Klapow plans to pursue a doctorate in clinical psychology, with the goal of leveraging the science of psychological resiliency and well-being to help incarcerated and formerly incarcerated communities. The work would build on his experience with Washington University’s Prison Education Project (PEP), where he helped develop writing courses that incorporated positive psychology skills. 

“For the first time, my students had opportunities for self-growth, tools for improving their own life, and the chance to actually practice techniques that encourage pro-social living, Klapow wrote of his time in the PEP classroom. “By the end of that term, those men showed me just about anyone can flourish.

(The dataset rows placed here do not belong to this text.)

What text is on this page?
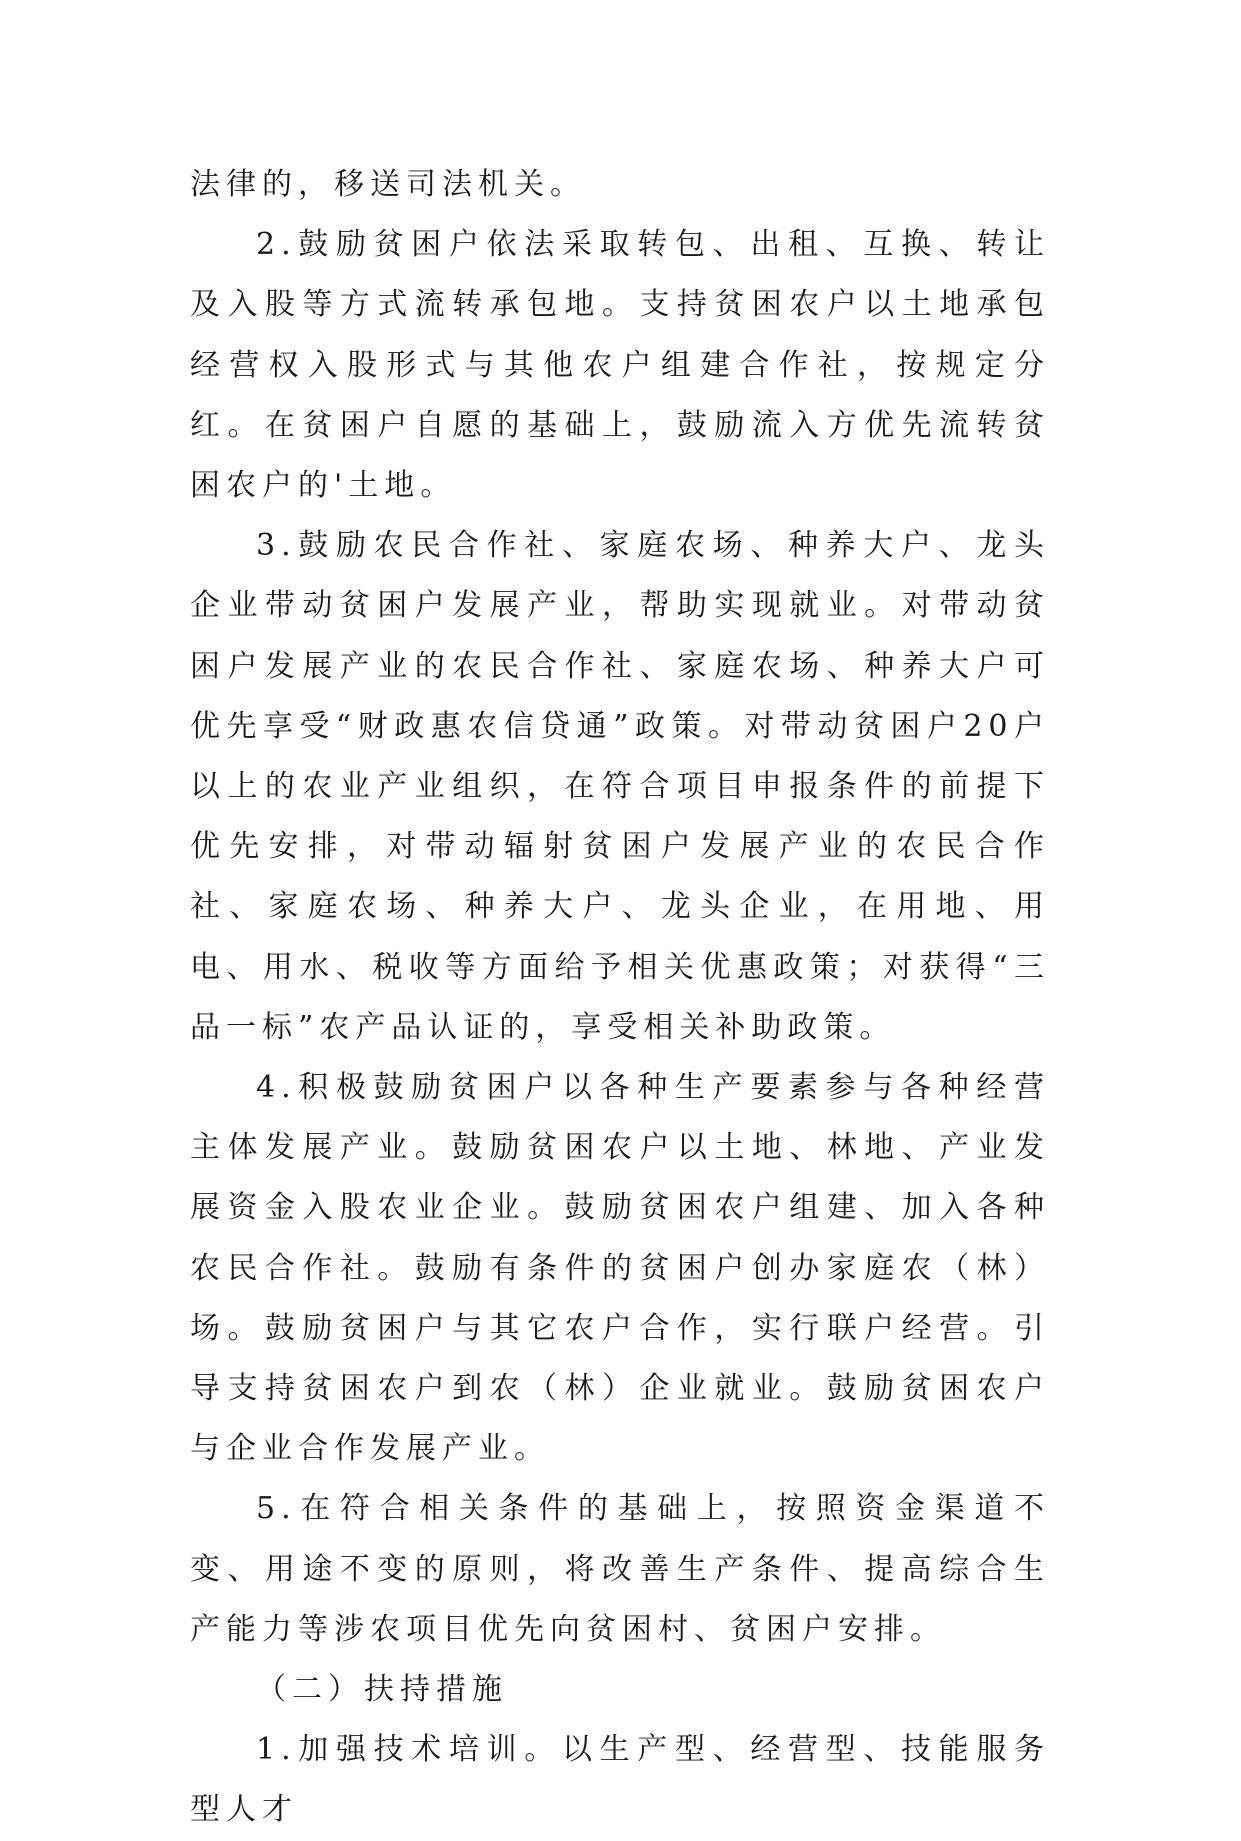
法律的，移送司法机关。

2.鼓励贫困户依法采取转包、出租、互换、转让及入股等方式流转承包地。支持贫困农户以土地承包经营权入股形式与其他农户组建合作社，按规定分红。在贫困户自愿的基础上，鼓励流入方优先流转贫困农户的'土地。

3.鼓励农民合作社、家庭农场、种养大户、龙头企业带动贫困户发展产业，帮助实现就业。对带动贫困户发展产业的农民合作社、家庭农场、种养大户可优先享受“财政惠农信贷通”政策。对带动贫困户20户以上的农业产业组织，在符合项目申报条件的前提下优先安排，对带动辐射贫困户发展产业的农民合作社、家庭农场、种养大户、龙头企业，在用地、用电、用水、税收等方面给予相关优惠政策；对获得“三品一标”农产品认证的，享受相关补助政策。

4.积极鼓励贫困户以各种生产要素参与各种经营主体发展产业。鼓励贫困农户以土地、林地、产业发展资金入股农业企业。鼓励贫困农户组建、加入各种农民合作社。鼓励有条件的贫困户创办家庭农（林）场。鼓励贫困户与其它农户合作，实行联户经营。引导支持贫困农户到农（林）企业就业。鼓励贫困农户与企业合作发展产业。

5.在符合相关条件的基础上，按照资金渠道不变、用途不变的原则，将改善生产条件、提高综合生产能力等涉农项目优先向贫困村、贫困户安排。

（二）扶持措施

1.加强技术培训。以生产型、经营型、技能服务型人才
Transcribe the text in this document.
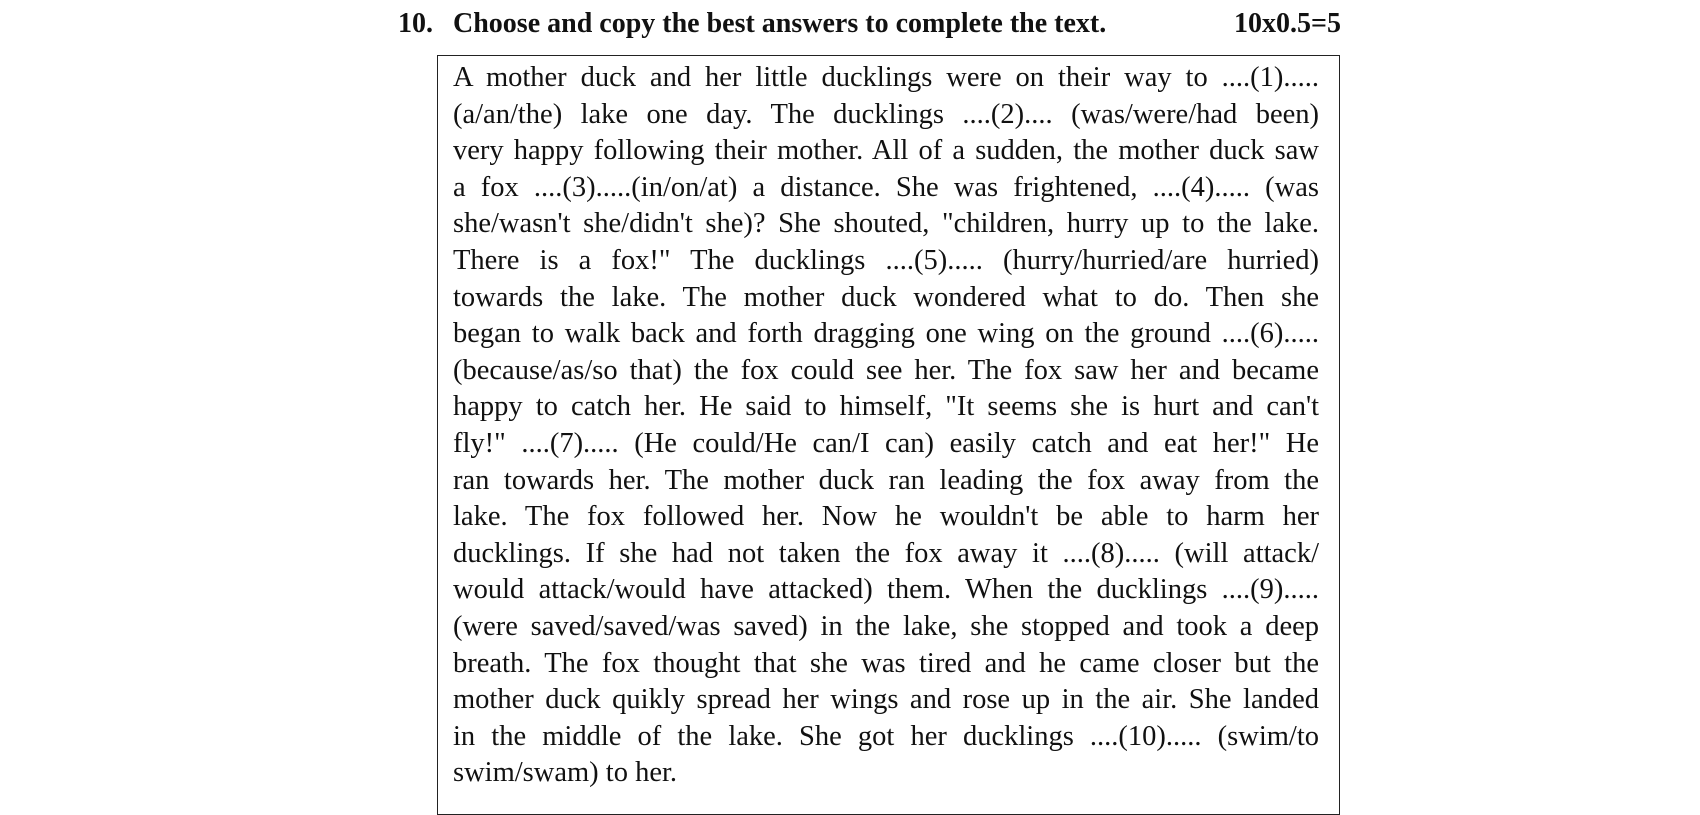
10. Choose and copy the best answers to complete the text.	10x0.5=5
A mother duck and her little ducklings were on their way to ....(1).....
(a/an/the) lake one day. The ducklings ....(2).... (was/were/had been)
very happy following their mother. All of a sudden, the mother duck saw
a fox ....(3).....(in/on/at) a distance. She was frightened, ....(4)..... (was
she/wasn't she/didn't she)? She shouted, "children, hurry up to the lake.
There is a fox!" The ducklings ....(5)..... (hurry/hurried/are hurried)
towards the lake. The mother duck wondered what to do. Then she
began to walk back and forth dragging one wing on the ground ....(6).....
(because/as/so that) the fox could see her. The fox saw her and became
happy to catch her. He said to himself, "It seems she is hurt and can't
fly!" ....(7)..... (He could/He can/I can) easily catch and eat her!" He
ran towards her. The mother duck ran leading the fox away from the
lake. The fox followed her. Now he wouldn't be able to harm her
ducklings. If she had not taken the fox away it ....(8)..... (will attack/
would attack/would have attacked) them. When the ducklings ....(9).....
(were saved/saved/was saved) in the lake, she stopped and took a deep
breath. The fox thought that she was tired and he came closer but the
mother duck quikly spread her wings and rose up in the air. She landed
in the middle of the lake. She got her ducklings ....(10)..... (swim/to
swim/swam) to her.
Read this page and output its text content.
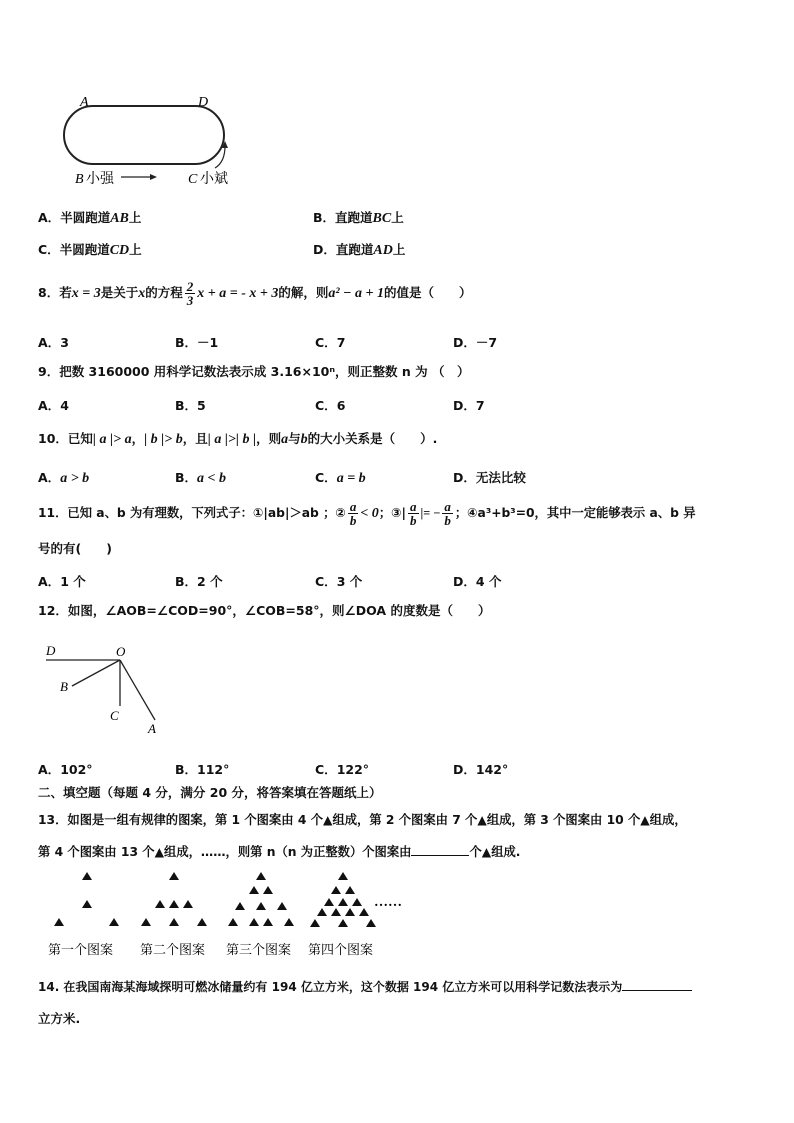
A	D
B	C
小强	小斌
A．半圆跑道AB上	B．直跑道BC上
C．半圆跑道CD上	D．直跑道AD上
8．若x = 3是关于x的方程 $\frac{2}{3}$ x + a = - x + 3的解，则a² − a + 1的值是（　　）
A．3	B．－1	C．7	D．－7
9．把数 3160000 用科学记数法表示成 3.16×10ⁿ，则正整数 n 为 （　）
A．4	B．5	C．6	D．7
10．已知| a |> a，| b |> b，且| a |>| b |，则a与b的大小关系是（　　）.
A．a > b	B．a < b	C．a = b	D．无法比较
11．已知 a、b 为有理数，下列式子：①|ab|＞ab ；② $\frac{a}{b} < 0$；③| $\frac{a}{b}$ |= − $\frac{a}{b}$ ；④a³+b³=0，其中一定能够表示 a、b 异
号的有(　　)
A．1 个	B．2 个	C．3 个	D．4 个
12．如图，∠AOB=∠COD=90°，∠COB=58°，则∠DOA 的度数是（　　）
D	O
B
C
A
A．102°	B．112°	C．122°	D．142°
二、填空题（每题 4 分，满分 20 分，将答案填在答题纸上）
13．如图是一组有规律的图案，第 1 个图案由 4 个▲组成，第 2 个图案由 7 个▲组成，第 3 个图案由 10 个▲组成，
第 4 个图案由 13 个▲组成，……，则第 n（n 为正整数）个图案由	个▲组成.
……
第一个图案 第二个图案 第三个图案 第四个图案
14. 在我国南海某海域探明可燃冰储量约有 194 亿立方米，这个数据 194 亿立方米可以用科学记数法表示为
立方米.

They showed me, against all odds, just how transformative wholehearted learning, honest connection and a little bit of hope can be.”

PEP instructor Victoria Thomas was wowed by Klapow’s commitment to his students at the Missouri Eastern Correctional Center and his ability to put research into practice in the prison classroom.

“Max’s work improved the mental health of incarcerated people and gave them the courage to approach the challenges of rehabilitation,” said Thomas, a senior lecturer in English and in American literature in Arts & Sciences. “The genius of his project is that, with willingness and some training, it can be replicated widely.”

 

Expanding access to emergency medicine

Eisner

Eisner, of Los Angeles, hopes to earn a joint medical and master of public health degree and work in the young field of global health and surgery. 

“My goal is to combine a passion for public service, global health and medicine, while working to empower disadvantaged communities throughout the world,” Eisner said.

He also plans to use graduate education to inform his role as operations director of LFR International (LFR stands for lay first responder). The nonprofit he co-founded offers lifesaving first-aid training in nations without advanced emergency medicine; researches best practices in first aid education; and advocates for Good Samaritan laws. 

Last year, Eisner and other members of LFR International taught 1,000 people in Sierra Leone how to stop bleeding, conduct CPR, splint a broken bone and transport an injury victim on the back of a motorcycle.

“Zach not only roused national support to create the First Responder Coalition of Sierra Leone, achieving buy-in from the University of Makeni, the Sierra Leone Red Cross Society, the largest hospital in the Northern Province of the country and a local partner NGO, but he had also written the first draft of the coalition’s constitution and coordinated and trained 500 of the 1,000 community members we planned to train that summer in first aid with local partners,” LFR co-founder and 2018 alumnus Peter Delaney wrote to the selection committee.

“His ability to inspire others to rally around a cause and effect change is incredibly impressive, and, for a career in the public sector, I can think of no better quality to possess.”